Given the originality and excitement of The Tabletop’s exterior, it has to be admitted that its interior may come as a disappointment. The most interesting space is the main lobby, which has a three-storey high curtain wall glazed with alternating clear, translucent and coloured glass. The lobby is, in fact, a huge concrete monolith that is the circulation core providing access to the Sharp Center and is also intended to serve as a surface for projected images that can be seen through the curtain wall. However, there is one feature that is as inventive as the 12 angled stilts outside: the structural hollow steel sections that are perforated to double as HVAC distribution ducts.

One level up and the lobby expands into the Great Hall, a two-storey public gathering space that occupies a former exterior courtyard and provides intimate views, at ground level, of Grange Park to the west.
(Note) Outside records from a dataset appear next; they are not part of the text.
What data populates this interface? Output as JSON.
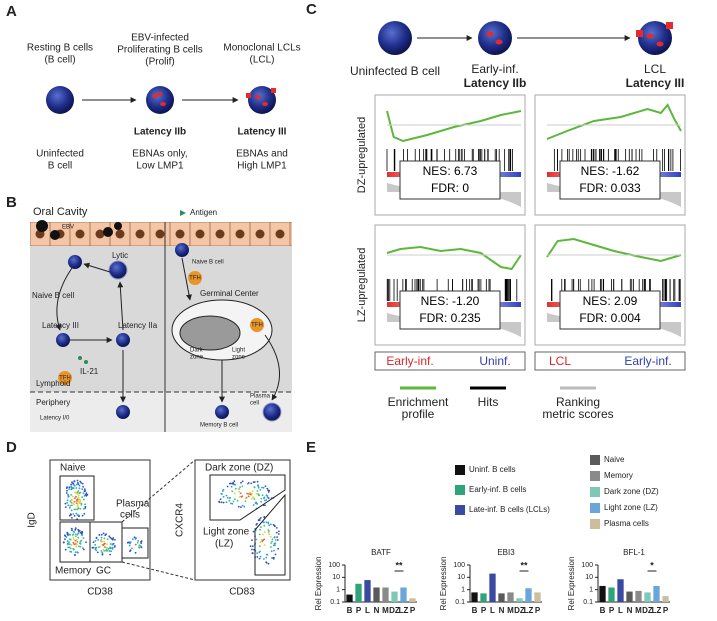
{
  "panel_a": {
    "letter": "A",
    "stages": [
      {
        "heading": [
          "Resting B cells",
          "(B cell)"
        ],
        "description": [
          "Uninfected",
          "B cell"
        ]
      },
      {
        "heading": [
          "EBV-infected",
          "Proliferating B cells",
          "(Prolif)"
        ],
        "latency": "Latency IIb",
        "description": [
          "EBNAs only,",
          "Low LMP1"
        ]
      },
      {
        "heading": [
          "Monoclonal LCLs",
          "(LCL)"
        ],
        "latency": "Latency III",
        "description": [
          "EBNAs and",
          "High LMP1"
        ]
      }
    ]
  },
  "panel_b": {
    "letter": "B",
    "oral_cavity": "Oral Cavity",
    "ebv": "EBV",
    "antigen": "Antigen",
    "lytic": "Lytic",
    "naive_left": "Naive B cell",
    "latency_iii": "Latency III",
    "latency_iia": "Latency IIa",
    "il21": "IL-21",
    "tfh": "TFH",
    "germinal_center": "Germinal Center",
    "dark_zone": [
      "Dark",
      "zone"
    ],
    "light_zone": [
      "Light",
      "zone"
    ],
    "lymphoid": "Lymphoid",
    "periphery": "Periphery",
    "latency_i0": "Latency I/0",
    "plasma_cell": [
      "Plasma",
      "cell"
    ],
    "memory": "Memory B cell",
    "naive_right": "Naive B cell"
  },
  "panel_c": {
    "letter": "C",
    "stages": [
      {
        "name": "Uninfected B cell"
      },
      {
        "name": "Early-inf.",
        "latency": "Latency IIb"
      },
      {
        "name": "LCL",
        "latency": "Latency III"
      }
    ],
    "row_labels": [
      "DZ-upregulated",
      "LZ-upregulated"
    ],
    "plots": [
      {
        "nes": "NES: 6.73",
        "fdr": "FDR: 0"
      },
      {
        "nes": "NES: -1.62",
        "fdr": "FDR: 0.033"
      },
      {
        "nes": "NES: -1.20",
        "fdr": "FDR: 0.235"
      },
      {
        "nes": "NES: 2.09",
        "fdr": "FDR: 0.004"
      }
    ],
    "comparisons": [
      [
        "Early-inf.",
        "Uninf."
      ],
      [
        "LCL",
        "Early-inf."
      ]
    ],
    "legend": [
      {
        "label": [
          "Enrichment",
          "profile"
        ],
        "color": "#5cb83a"
      },
      {
        "label": [
          "Hits"
        ],
        "color": "#000000"
      },
      {
        "label": [
          "Ranking",
          "metric scores"
        ],
        "color": "#bbbbbb"
      }
    ]
  },
  "panel_d": {
    "letter": "D",
    "left": {
      "y_label": "IgD",
      "x_label": "CD38",
      "naive": "Naive",
      "plasma": [
        "Plasma",
        "cells"
      ],
      "memory": "Memory",
      "gc": "GC"
    },
    "right": {
      "y_label": "CXCR4",
      "x_label": "CD83",
      "dark": "Dark zone (DZ)",
      "light": [
        "Light zone",
        "(LZ)"
      ]
    }
  },
  "panel_e": {
    "letter": "E",
    "legend": [
      {
        "label": "Uninf. B cells",
        "color": "#111111"
      },
      {
        "label": "Early-inf. B cells",
        "color": "#2fa37a"
      },
      {
        "label": "Late-inf. B cells (LCLs)",
        "color": "#3a4aa0"
      },
      {
        "label": "Naive",
        "color": "#5a5a5a"
      },
      {
        "label": "Memory",
        "color": "#8a8a8a"
      },
      {
        "label": "Dark zone (DZ)",
        "color": "#7ec8b5"
      },
      {
        "label": "Light zone (LZ)",
        "color": "#6aa6d9"
      },
      {
        "label": "Plasma cells",
        "color": "#cdbd9a"
      }
    ]
  },
  "chart_data": [
    {
      "type": "bar",
      "title": "BATF",
      "ylabel": "Rel Expression",
      "log_scale": true,
      "categories": [
        "B",
        "P",
        "L",
        "N",
        "M",
        "DZ",
        "LZ",
        "P"
      ],
      "values": [
        0.4,
        3,
        6,
        1.5,
        1.5,
        0.7,
        1.5,
        0.2
      ],
      "colors": [
        "#111111",
        "#2fa37a",
        "#3a4aa0",
        "#5a5a5a",
        "#8a8a8a",
        "#7ec8b5",
        "#6aa6d9",
        "#cdbd9a"
      ],
      "ylim": [
        0.1,
        100
      ],
      "yticks": [
        0.1,
        1,
        10,
        100
      ],
      "annotation": "**"
    },
    {
      "type": "bar",
      "title": "EBI3",
      "ylabel": "Rel Expression",
      "log_scale": true,
      "categories": [
        "B",
        "P",
        "L",
        "N",
        "M",
        "DZ",
        "LZ",
        "P"
      ],
      "values": [
        0.6,
        0.5,
        20,
        0.5,
        0.6,
        0.2,
        1.3,
        0.6
      ],
      "colors": [
        "#111111",
        "#2fa37a",
        "#3a4aa0",
        "#5a5a5a",
        "#8a8a8a",
        "#7ec8b5",
        "#6aa6d9",
        "#cdbd9a"
      ],
      "ylim": [
        0.1,
        100
      ],
      "yticks": [
        0.1,
        1,
        10,
        100
      ],
      "annotation": "**"
    },
    {
      "type": "bar",
      "title": "BFL-1",
      "ylabel": "Rel Expression",
      "log_scale": true,
      "categories": [
        "B",
        "P",
        "L",
        "N",
        "M",
        "DZ",
        "LZ",
        "P"
      ],
      "values": [
        2,
        1.5,
        7,
        0.7,
        0.8,
        0.6,
        2,
        0.3
      ],
      "colors": [
        "#111111",
        "#2fa37a",
        "#3a4aa0",
        "#5a5a5a",
        "#8a8a8a",
        "#7ec8b5",
        "#6aa6d9",
        "#cdbd9a"
      ],
      "ylim": [
        0.1,
        100
      ],
      "yticks": [
        0.1,
        1,
        10,
        100
      ],
      "annotation": "*"
    }
  ]
}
This space, though spare, is marked by a large, red ‘X’ cut into the ceiling (one of several) that recalls Suprematist compositions by Malevich. There is also a playful pattern of blobs also inscribed into the ceiling that are lit by magenta neon. The blobs are a reminder of the playfulness of the building’s exterior.

What the interior of The Tabletop lacks is any connection to the sky, or to views around it or, for that matter, any sense of the building being off the ground.   Indeed, its interior space of 8,350 sq m was originally intended to feature large, open plan studios, with other more translucent links to the earlier college building prevented on grounds of security.   Instead, The Tabletop has become densely packed with compartmentalised programme spaces that contradict any expression of the larger, architectural gesture. The exceptions are the open studios on each floor that span the entire width of the building, providing views through perimeter windows and brightly-coloured heads, sills and jambs that are deep enough to serve as alcove seating. Such provision is reminiscent of the alcove seating that Mackintosh provided along the Hen Run in Glasgow School of Art.

From the outside, the black and white pixellated exterior of The Tabletop blurs the scale of the building so, as Mr Caldwell says, ‘when you look at it from two or three blocks away, you’re not really sure: is it a one-storey, two-storey or three-storey structure?’  And in daytime, the windows blend in to become part of the spot-scape of the rest of the building, while at night the underneath of The Tabletop is illuminated by 16 large metal halide lamps that make the building as fascinating to look at as it is during the day.

The cost of the Sharp Center for Design was $19.5m and it was designed by Alsop 
Architects in conjunction with Robbie/Young+Wright Architects of Toronto.

There are two other Alsop projects in Toronto: a sales pavilion for a condominium developer and Filmport, the flagship building for a film studio complex near the waterfront. Working with local firms, both Alsop and Aedas will design two of Toronto’s new subway stations, while Grimshaw and Foster will design one station each. The Spadina extension is due to be completed in 2015.